A new adaptive binarization method is proposed for the vehicle state images obtained from the intelligent operation and maintenance system of rail transit. The method can check the corresponding vehicle status information in the intelligent operation and maintenance system of rail transit more quickly and effectively, track and monitor the vehicle operation status in real time, and improve the emergency response ability of the system. The advantages of the proposed method mainly include two points. For decolorization, we use the method of contrast preserving decolorization[1] obtain the appropriate ratio of R, G, and B for the grayscale of the RGB image which can retain the color information of the vehicle state images background to the maximum, and maintain the contrast between the foreground and the background.
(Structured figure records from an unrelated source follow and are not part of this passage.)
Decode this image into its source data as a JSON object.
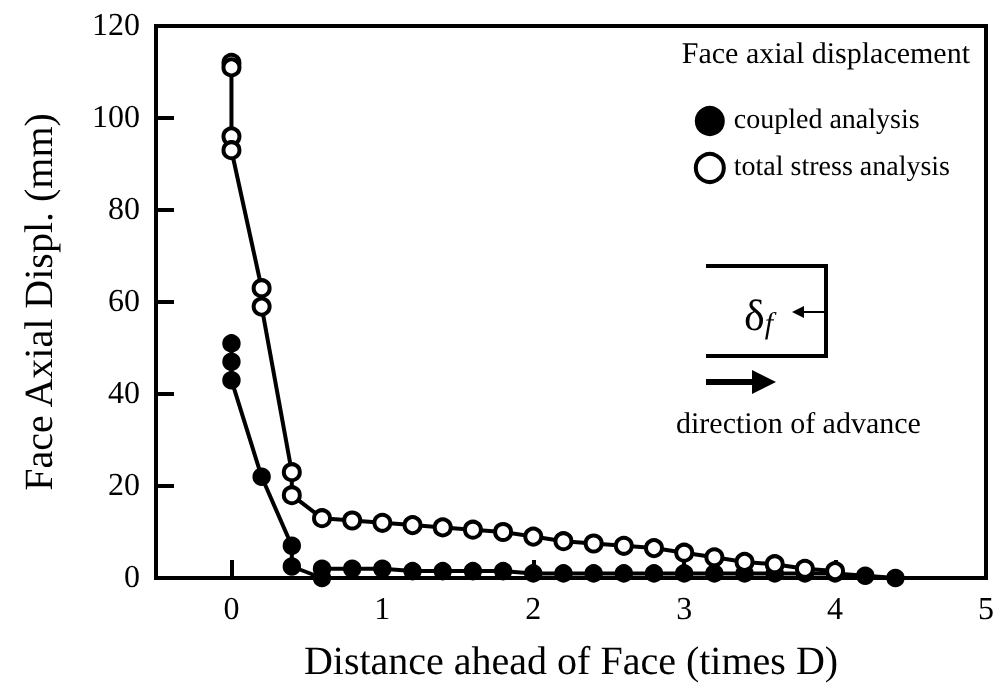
{
  "chart_data": {
    "type": "line",
    "xlabel": "Distance ahead of Face (times D)",
    "ylabel": "Face Axial Displ. (mm)",
    "legend_title": "Face axial displacement",
    "legend": "top right",
    "grid": false,
    "marker": "circle",
    "line_style": "solid",
    "xlim": [
      -0.5,
      5
    ],
    "xticks": [
      0,
      1,
      2,
      3,
      4,
      5
    ],
    "ylim": [
      0,
      120
    ],
    "yticks": [
      0,
      20,
      40,
      60,
      80,
      100,
      120
    ],
    "annotations": [
      "δ$_{f}$",
      "direction of advance"
    ],
    "series": [
      {
        "name": "coupled analysis",
        "color": "#000000",
        "x": [
          0,
          0,
          0,
          0.2,
          0.4,
          0.4,
          0.6,
          0.6,
          0.8,
          1.0,
          1.2,
          1.4,
          1.6,
          1.8,
          2.0,
          2.2,
          2.4,
          2.6,
          2.8,
          3.0,
          3.2,
          3.4,
          3.6,
          3.8,
          4.0,
          4.2,
          4.4
        ],
        "values": [
          51,
          47,
          43,
          22,
          7,
          2.5,
          0,
          2,
          2,
          2,
          1.5,
          1.5,
          1.5,
          1.5,
          1,
          1,
          1,
          1,
          1,
          1,
          1,
          1,
          1,
          1,
          1,
          0.5,
          0
        ]
      },
      {
        "name": "total stress analysis",
        "color": "#000000",
        "x": [
          0,
          0,
          0,
          0,
          0.2,
          0.2,
          0.4,
          0.4,
          0.6,
          0.8,
          1.0,
          1.2,
          1.4,
          1.6,
          1.8,
          2.0,
          2.2,
          2.4,
          2.6,
          2.8,
          3.0,
          3.2,
          3.4,
          3.6,
          3.8,
          4.0
        ],
        "values": [
          112,
          111,
          96,
          93,
          63,
          59,
          23,
          18,
          13,
          12.5,
          12,
          11.5,
          11,
          10.5,
          10,
          9,
          8,
          7.5,
          7,
          6.5,
          5.5,
          4.5,
          3.5,
          3,
          2,
          1.5
        ]
      }
    ]
  }
}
In terms of threshold selection, the mean value and standard deviation of gray value corresponding to multi-color background of vehicle state images are obtained by using major cluster estimation[2], and the adaptive threshold is determined by the 2 sigma principle for binarization, which can extract text, identifier and other target information effectively. The experimental results show that, regarding the vehicle state images with rich background color information, this method is better than the traditional binarization methods, such as the global threshold Otsu algorithm[3] and the local threshold Sauvola algorithm[4],[5] based on threshold, Mean-Shift algorithm[6], K-Means algorithm[7] and Fuzzy C Means[8] algorithm based on statistical learning. As an image preprocessing scheme for intelligent rail transit data verification, the method can improve the accuracy of text and identifier recognition effectively by verifying the optical character recognition through a data set containing images of different vehicle statuses.